Mes Chers Amis,
L’horloge du temps nous amène à la fin d’une année et à l’aube d’une nouvelle. Et dans un mois, nous quitterons le signe du Tigre pour celui du Lièvre ou du Chat. C’est selon la coutume, le moment de vous souhaiter en mon nom et au nom de tous les membres du Conseil d’Administration de notre association « Santé, Prospérité, Bonheur ».
2010 aura été marqué – pour la vie Fraternienne – par la réunion de Houston au Texas où plus de 200 d’entre vous, venus de tous les horizons des USA et du Canada, se sont retrouvés autour de votre Président – moments inoubliables de retrouvailles dans la joie et l’affection.

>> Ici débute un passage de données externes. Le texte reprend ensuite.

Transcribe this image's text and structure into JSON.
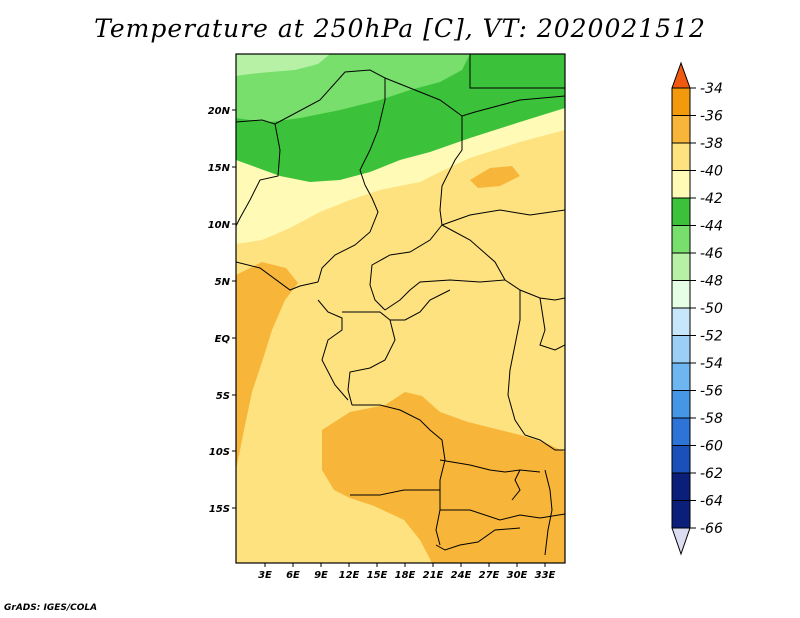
{
  "title": "Temperature at 250hPa [C], VT: 2020021512",
  "credit": "GrADS: IGES/COLA",
  "map": {
    "lat_labels": [
      "20N",
      "15N",
      "10N",
      "5N",
      "EQ",
      "5S",
      "10S",
      "15S"
    ],
    "lon_labels": [
      "3E",
      "6E",
      "9E",
      "12E",
      "15E",
      "18E",
      "21E",
      "24E",
      "27E",
      "30E",
      "33E"
    ]
  },
  "colorbar": {
    "labels": [
      "-34",
      "-36",
      "-38",
      "-40",
      "-42",
      "-44",
      "-46",
      "-48",
      "-50",
      "-52",
      "-54",
      "-56",
      "-58",
      "-60",
      "-62",
      "-64",
      "-66"
    ],
    "colors": [
      "#f05a10",
      "#f39a0c",
      "#f7b63a",
      "#fde27f",
      "#fffab6",
      "#3cc23a",
      "#78df6c",
      "#b6f1a6",
      "#e6fde6",
      "#c8e6fa",
      "#9bcff6",
      "#6db6f1",
      "#4696e6",
      "#2d74d6",
      "#1a50b8",
      "#0a1e7a",
      "#dcdcf2"
    ]
  }
}
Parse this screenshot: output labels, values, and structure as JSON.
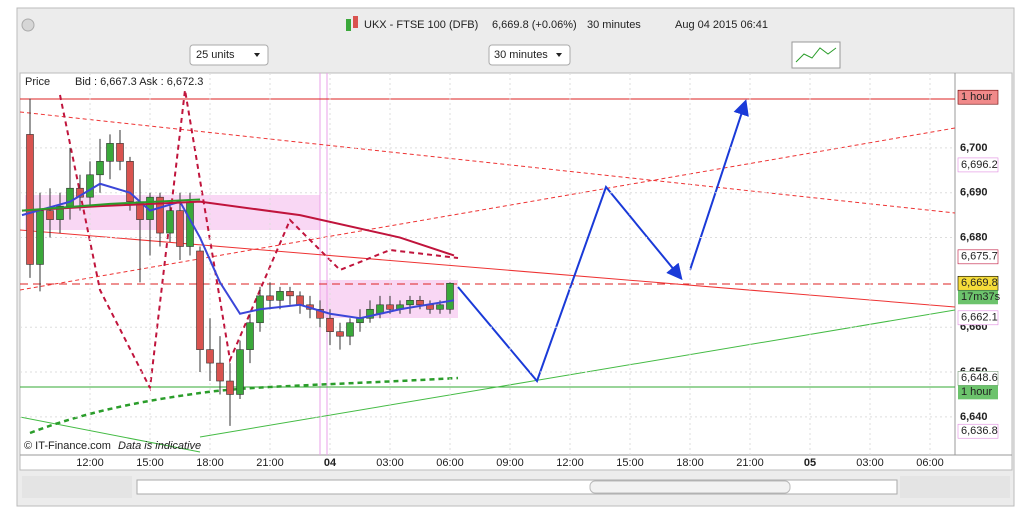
{
  "window": {
    "symbol": "UKX - FTSE 100 (DFB)",
    "quote": "6,669.8 (+0.06%)",
    "interval": "30 minutes",
    "datetime": "Aug 04 2015 06:41"
  },
  "toolbar": {
    "units": "25 units",
    "period": "30 minutes"
  },
  "chart_data": {
    "type": "candlestick",
    "price_label": "Price",
    "quote_label": "Bid : 6,667.3 Ask : 6,672.3",
    "copyright": "© IT-Finance.com",
    "note": "Data is indicative",
    "up_color": "#3aa83a",
    "down_color": "#d9534f",
    "grid": true,
    "xlim": [
      -3.5,
      43.25
    ],
    "ylim": [
      6631.5,
      6716.7
    ],
    "xticks": [
      {
        "value": 0,
        "label": "12:00"
      },
      {
        "value": 3,
        "label": "15:00"
      },
      {
        "value": 6,
        "label": "18:00"
      },
      {
        "value": 9,
        "label": "21:00"
      },
      {
        "value": 12,
        "label": "04"
      },
      {
        "value": 15,
        "label": "03:00"
      },
      {
        "value": 18,
        "label": "06:00"
      },
      {
        "value": 21,
        "label": "09:00"
      },
      {
        "value": 24,
        "label": "12:00"
      },
      {
        "value": 27,
        "label": "15:00"
      },
      {
        "value": 30,
        "label": "18:00"
      },
      {
        "value": 33,
        "label": "21:00"
      },
      {
        "value": 36,
        "label": "05"
      },
      {
        "value": 39,
        "label": "03:00"
      },
      {
        "value": 42,
        "label": "06:00"
      }
    ],
    "yticks": [
      {
        "value": 6640,
        "label": "6,640"
      },
      {
        "value": 6650,
        "label": "6,650"
      },
      {
        "value": 6660,
        "label": "6,660"
      },
      {
        "value": 6680,
        "label": "6,680"
      },
      {
        "value": 6690,
        "label": "6,690"
      },
      {
        "value": 6700,
        "label": "6,700"
      }
    ],
    "x": [
      -3,
      -2.5,
      -2,
      -1.5,
      -1,
      -0.5,
      0,
      0.5,
      1,
      1.5,
      2,
      2.5,
      3,
      3.5,
      4,
      4.5,
      5,
      5.5,
      6,
      6.5,
      7,
      7.5,
      8,
      8.5,
      9,
      9.5,
      10,
      10.5,
      11,
      11.5,
      12,
      12.5,
      13,
      13.5,
      14,
      14.5,
      15,
      15.5,
      16,
      16.5,
      17,
      17.5,
      18
    ],
    "open": [
      6703,
      6674,
      6686,
      6684,
      6687,
      6691,
      6689,
      6694,
      6697,
      6701,
      6697,
      6688,
      6684,
      6689,
      6681,
      6686,
      6678,
      6677,
      6655,
      6652,
      6648,
      6645,
      6655,
      6661,
      6667,
      6666,
      6668,
      6667,
      6665,
      6664,
      6662,
      6659,
      6658,
      6661,
      6662,
      6663,
      6665,
      6664,
      6665,
      6666,
      6665,
      6664,
      6664
    ],
    "high": [
      6711,
      6690,
      6691,
      6690,
      6700,
      6694,
      6697,
      6702,
      6703,
      6704,
      6698,
      6693,
      6690,
      6690,
      6688,
      6690,
      6690,
      6678,
      6662,
      6658,
      6652,
      6657,
      6663,
      6669,
      6670,
      6669,
      6669,
      6668,
      6667,
      6666,
      6664,
      6661,
      6662,
      6664,
      6666,
      6667,
      6667,
      6666,
      6667,
      6667,
      6666,
      6666,
      6670
    ],
    "low": [
      6671,
      6668,
      6680,
      6681,
      6684,
      6686,
      6687,
      6690,
      6693,
      6695,
      6686,
      6670,
      6676,
      6678,
      6679,
      6675,
      6676,
      6650,
      6648,
      6645,
      6638,
      6644,
      6652,
      6659,
      6664,
      6664,
      6665,
      6663,
      6662,
      6660,
      6656,
      6655,
      6656,
      6659,
      6661,
      6662,
      6663,
      6663,
      6663,
      6664,
      6663,
      6663,
      6663
    ],
    "close": [
      6674,
      6686,
      6684,
      6687,
      6691,
      6689,
      6694,
      6697,
      6701,
      6697,
      6688,
      6684,
      6689,
      6681,
      6686,
      6678,
      6688,
      6655,
      6652,
      6648,
      6645,
      6655,
      6661,
      6667,
      6666,
      6668,
      6667,
      6665,
      6664,
      6662,
      6659,
      6658,
      6661,
      6662,
      6664,
      6665,
      6664,
      6665,
      6666,
      6665,
      6664,
      6665,
      6669.8
    ],
    "lines": [
      {
        "color": "#3b46d8",
        "x": [
          -3.4,
          -1,
          0.5,
          2,
          3,
          4.5,
          5.5,
          6.5,
          7.5,
          8.5,
          10.5,
          12,
          13.5,
          15.5,
          18.2
        ],
        "values": [
          6685,
          6688,
          6692,
          6690,
          6686,
          6688,
          6680,
          6670,
          6663,
          6664,
          6665,
          6663,
          6662,
          6664,
          6666
        ]
      },
      {
        "color": "#c0143c",
        "x": [
          -3.4,
          0.5,
          5.5,
          10.5,
          15.5,
          18.2
        ],
        "values": [
          6686,
          6687,
          6688,
          6685,
          6680,
          6676
        ]
      },
      {
        "color": "#2a9d2a",
        "x": [
          -3.4,
          1,
          5.5
        ],
        "values": [
          6686,
          6687.5,
          6688.5
        ]
      }
    ],
    "price_badges": [
      {
        "value": 6711.3,
        "label": "1 hour",
        "bg": "#f08a8a",
        "fg": "#6a0000"
      },
      {
        "value": 6696.2,
        "label": "6,696.2",
        "bg": "#ffffff",
        "fg": "#e08ae0"
      },
      {
        "value": 6675.7,
        "label": "6,675.7",
        "bg": "#ffffff",
        "fg": "#c0143c"
      },
      {
        "value": 6669.8,
        "label": "6,669.8",
        "bg": "#f5dc3a",
        "fg": "#000000",
        "sub": "17m37s"
      },
      {
        "value": 6662.1,
        "label": "6,662.1",
        "bg": "#ffffff",
        "fg": "#e08ae0"
      },
      {
        "value": 6648.6,
        "label": "6,648.6",
        "bg": "#ffffff",
        "fg": "#7a9a7a",
        "sub": "1 hour"
      },
      {
        "value": 6636.8,
        "label": "6,636.8",
        "bg": "#ffffff",
        "fg": "#e08ae0"
      }
    ]
  }
}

A cette occasion, j’ai prononcé un petit discours dont plusieurs d’entre vous m’ont réclamé le texte. Malheureusement ce discours ne fut pas écrit car lorsque je me retrouve avec vous, c’est pour moi une réunion de famille. Je viens auprès de vous avec ma mémoire et mon cœur … et non avec un discours de campagne électorale …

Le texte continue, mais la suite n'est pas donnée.